# Saving Nut Shells



## meateater (Jan 6, 2010)

I just thought of this, does anyone save the shells from various nuts for smoking wood? Seems like there might be some unknown flavors out there like chestnut, sunflower,........


----------



## scarbelly (Jan 6, 2010)

There are several posts using Pistacchio nuts - the idea of using pecan shells or walnuts is very interesting


----------



## fire it up (Jan 6, 2010)

Never thought about that, I put all the shells from nuts crushed and into the compost pile, good for it.
Never put the nuts in the compost though.


----------



## bluefrog (Jan 6, 2010)

I have used both pecan shells and whole hickory nuts for smoking.  They work great just like the wood.

Scott


----------



## langemr (Jan 8, 2010)

Anyone know of a place that would sell pecan shells by chance?  i seen smokecage has them but no where else really.


----------



## grampyskids (Jan 8, 2010)

Here in NorCal, we have a lot of Pistacchio groves.

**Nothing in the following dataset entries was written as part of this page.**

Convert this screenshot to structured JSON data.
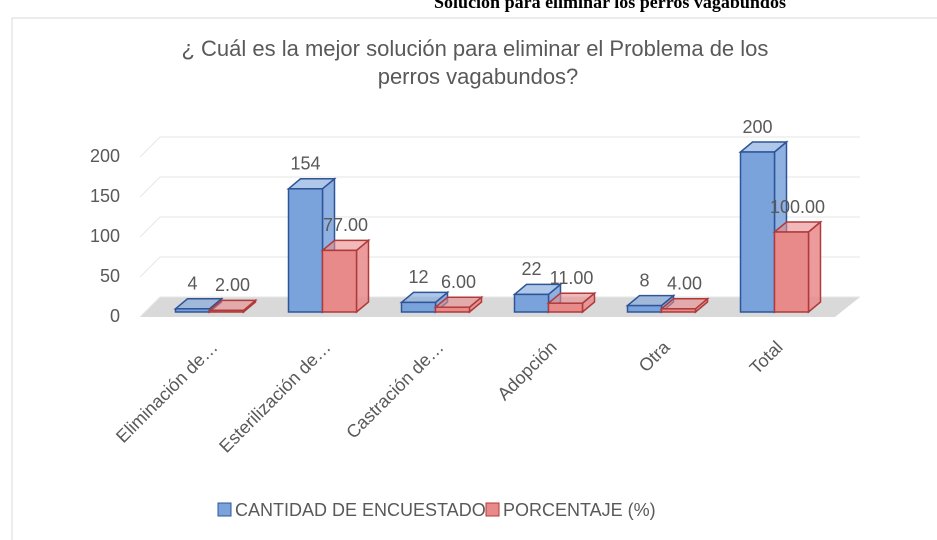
{
  "chart_data": {
    "type": "bar3d",
    "caption": "Solución para eliminar los perros vagabundos",
    "title": "¿ Cuál es la mejor solución para eliminar el Problema de los perros vagabundos?",
    "categories": [
      "Eliminación de…",
      "Esterilización de…",
      "Castración de…",
      "Adopción",
      "Otra",
      "Total"
    ],
    "series": [
      {
        "name": "CANTIDAD DE ENCUESTADOS",
        "color": "#7aa3dc",
        "edge_color": "#2f5597",
        "values": [
          4,
          154,
          12,
          22,
          8,
          200
        ]
      },
      {
        "name": "PORCENTAJE (%)",
        "color": "#e88a8a",
        "edge_color": "#b03a3a",
        "values": [
          2,
          77,
          6,
          11,
          4,
          100
        ],
        "value_labels": [
          "2.00",
          "77.00",
          "6.00",
          "11.00",
          "4.00",
          "100.00"
        ]
      }
    ],
    "ylim": [
      0,
      200
    ],
    "yticks": [
      0,
      50,
      100,
      150,
      200
    ],
    "grid": true,
    "legend": "bottom"
  }
}
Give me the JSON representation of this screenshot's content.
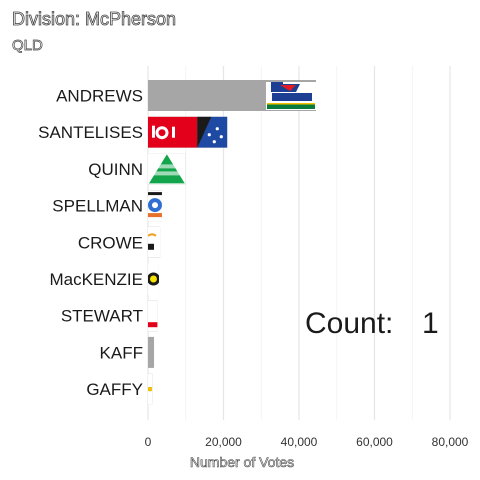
{
  "page": {
    "title": "Division: McPherson",
    "subtitle": "QLD",
    "count_label": "Count:",
    "count_value": "1"
  },
  "chart_data": {
    "type": "bar",
    "orientation": "horizontal",
    "categories": [
      "ANDREWS",
      "SANTELISES",
      "QUINN",
      "SPELLMAN",
      "CROWE",
      "MacKENZIE",
      "STEWART",
      "KAFF",
      "GAFFY"
    ],
    "values": [
      44500,
      21000,
      10000,
      3700,
      3200,
      2900,
      2500,
      1600,
      1100
    ],
    "party_logos": [
      "liberal-nationals-logo",
      "labor-logo",
      "greens-logo",
      "one-nation-logo",
      "party-logo",
      "party-logo",
      "party-logo",
      "none",
      "party-logo"
    ],
    "xlabel": "Number of Votes",
    "ylabel": "",
    "xlim": [
      0,
      85000
    ],
    "xticks": [
      0,
      20000,
      40000,
      60000,
      80000
    ],
    "xtick_labels": [
      "0",
      "20,000",
      "40,000",
      "60,000",
      "80,000"
    ],
    "grid": true,
    "colors": {
      "bar": "#a6a6a6",
      "grid": "#e6e6e6"
    }
  }
}
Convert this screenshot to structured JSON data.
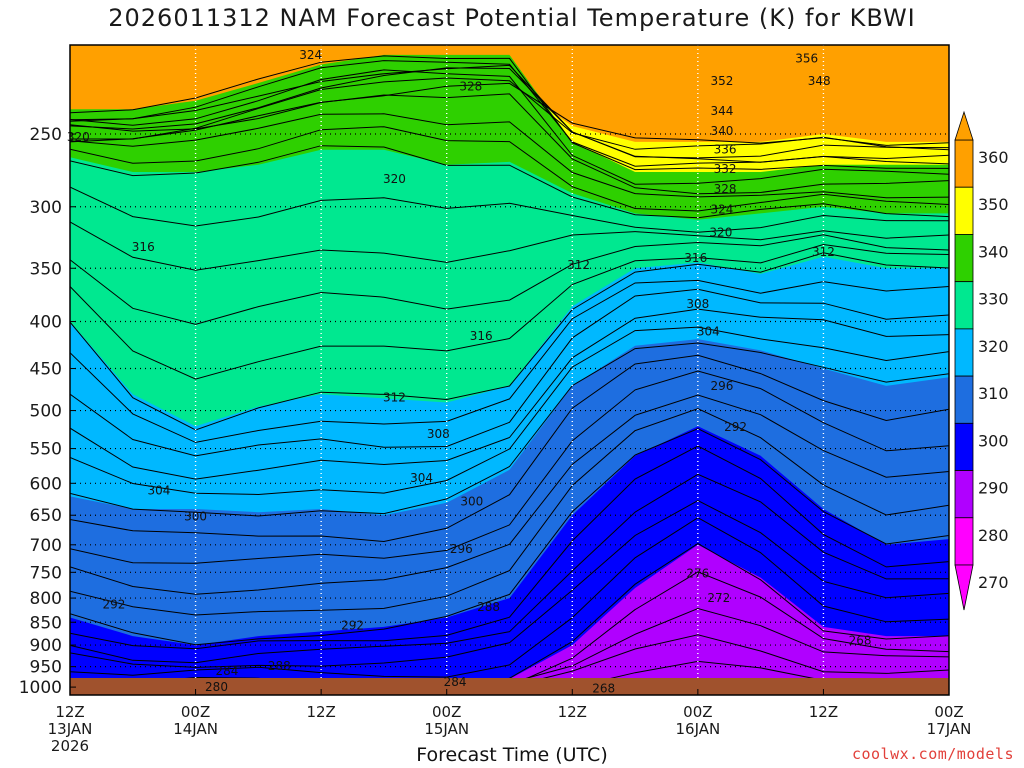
{
  "title": "2026011312 NAM Forecast Potential Temperature (K) for KBWI",
  "credit": "coolwx.com/models",
  "colors": {
    "band_270": "#ff00ff",
    "band_280": "#b000ff",
    "band_290": "#0000ff",
    "band_300": "#1e6ee0",
    "band_310": "#00b8ff",
    "band_320": "#00e890",
    "band_330": "#2ed000",
    "band_340": "#ffff00",
    "band_350": "#ffa000",
    "ground": "#a0522d"
  },
  "chart_data": {
    "type": "heatmap",
    "title": "2026011312 NAM Forecast Potential Temperature (K) for KBWI",
    "xlabel": "Forecast Time (UTC)",
    "ylabel": "",
    "x_ticks": [
      {
        "line1": "12Z",
        "line2": "13JAN",
        "line3": "2026"
      },
      {
        "line1": "00Z",
        "line2": "14JAN",
        "line3": ""
      },
      {
        "line1": "12Z",
        "line2": "",
        "line3": ""
      },
      {
        "line1": "00Z",
        "line2": "15JAN",
        "line3": ""
      },
      {
        "line1": "12Z",
        "line2": "",
        "line3": ""
      },
      {
        "line1": "00Z",
        "line2": "16JAN",
        "line3": ""
      },
      {
        "line1": "12Z",
        "line2": "",
        "line3": ""
      },
      {
        "line1": "00Z",
        "line2": "17JAN",
        "line3": ""
      }
    ],
    "x_hours": [
      0,
      12,
      24,
      36,
      48,
      60,
      72,
      84
    ],
    "xlim": [
      0,
      84
    ],
    "y_ticks": [
      "250",
      "300",
      "350",
      "400",
      "450",
      "500",
      "550",
      "600",
      "650",
      "700",
      "750",
      "800",
      "850",
      "900",
      "950",
      "1000"
    ],
    "y_values": [
      250,
      300,
      350,
      400,
      450,
      500,
      550,
      600,
      650,
      700,
      750,
      800,
      850,
      900,
      950,
      1000
    ],
    "ylim_hPa": [
      200,
      1020
    ],
    "y_scale": "log-pressure, inverted",
    "grid": true,
    "colorbar": {
      "labels": [
        "360",
        "350",
        "340",
        "330",
        "320",
        "310",
        "300",
        "290",
        "280",
        "270"
      ],
      "range": [
        270,
        360
      ],
      "interval": 10
    },
    "contour_interval": 2,
    "contour_labels": [
      {
        "text": "356",
        "x": 70.4,
        "y": 207
      },
      {
        "text": "352",
        "x": 62.3,
        "y": 219
      },
      {
        "text": "348",
        "x": 71.6,
        "y": 219
      },
      {
        "text": "344",
        "x": 62.3,
        "y": 236
      },
      {
        "text": "340",
        "x": 62.3,
        "y": 248
      },
      {
        "text": "336",
        "x": 62.6,
        "y": 260
      },
      {
        "text": "332",
        "x": 62.6,
        "y": 273
      },
      {
        "text": "328",
        "x": 62.6,
        "y": 287
      },
      {
        "text": "324",
        "x": 62.3,
        "y": 302
      },
      {
        "text": "320",
        "x": 62.2,
        "y": 320
      },
      {
        "text": "316",
        "x": 59.8,
        "y": 341
      },
      {
        "text": "312",
        "x": 72.0,
        "y": 336
      },
      {
        "text": "308",
        "x": 60.0,
        "y": 383
      },
      {
        "text": "304",
        "x": 61.0,
        "y": 410
      },
      {
        "text": "296",
        "x": 62.3,
        "y": 470
      },
      {
        "text": "292",
        "x": 63.6,
        "y": 521
      },
      {
        "text": "276",
        "x": 60.0,
        "y": 752
      },
      {
        "text": "272",
        "x": 62.0,
        "y": 800
      },
      {
        "text": "268",
        "x": 75.5,
        "y": 890
      },
      {
        "text": "324",
        "x": 23.0,
        "y": 205
      },
      {
        "text": "328",
        "x": 38.3,
        "y": 222
      },
      {
        "text": "320",
        "x": 0.8,
        "y": 252
      },
      {
        "text": "320",
        "x": 31.0,
        "y": 280
      },
      {
        "text": "316",
        "x": 7.0,
        "y": 332
      },
      {
        "text": "312",
        "x": 48.6,
        "y": 347
      },
      {
        "text": "316",
        "x": 39.3,
        "y": 415
      },
      {
        "text": "312",
        "x": 31.0,
        "y": 484
      },
      {
        "text": "308",
        "x": 35.2,
        "y": 530
      },
      {
        "text": "304",
        "x": 33.6,
        "y": 592
      },
      {
        "text": "304",
        "x": 8.5,
        "y": 611
      },
      {
        "text": "300",
        "x": 38.4,
        "y": 628
      },
      {
        "text": "300",
        "x": 12.0,
        "y": 652
      },
      {
        "text": "296",
        "x": 37.4,
        "y": 707
      },
      {
        "text": "292",
        "x": 4.2,
        "y": 813
      },
      {
        "text": "292",
        "x": 27.0,
        "y": 857
      },
      {
        "text": "288",
        "x": 40.0,
        "y": 818
      },
      {
        "text": "288",
        "x": 20.0,
        "y": 948
      },
      {
        "text": "284",
        "x": 15.0,
        "y": 960
      },
      {
        "text": "284",
        "x": 36.8,
        "y": 987
      },
      {
        "text": "280",
        "x": 14.0,
        "y": 1000
      },
      {
        "text": "268",
        "x": 51.0,
        "y": 1003
      }
    ],
    "surface_pressure_hPa": 1015
  },
  "xaxis_title": "Forecast Time (UTC)"
}
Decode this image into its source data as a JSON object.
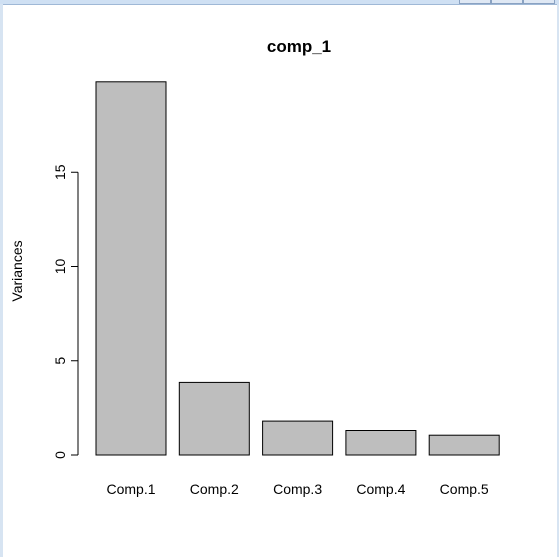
{
  "chart_data": {
    "type": "bar",
    "title": "comp_1",
    "ylabel": "Variances",
    "xlabel": "",
    "categories": [
      "Comp.1",
      "Comp.2",
      "Comp.3",
      "Comp.4",
      "Comp.5"
    ],
    "values": [
      19.8,
      3.85,
      1.8,
      1.3,
      1.05
    ],
    "ylim": [
      0,
      20
    ],
    "yticks": [
      0,
      5,
      10,
      15
    ],
    "ytick_labels": [
      "0",
      "5",
      "10",
      "15"
    ],
    "bar_color": "#bebebe",
    "bar_border_color": "#000000",
    "grid": false
  }
}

Most of the shells are ground up as a supplement for bird food. I just bought 10# of pistacchio shells fro $12.40. Used abut 2.5# on the first smoke. They lasted for about 30 minutes of smoking. IMHO they are not worth the price or time.


----------



## mballi3011 (Jan 8, 2010)

Now that does sound alittle expensive to by them but if you eat the nuts I guess it wouldn't be that bad I guess.


----------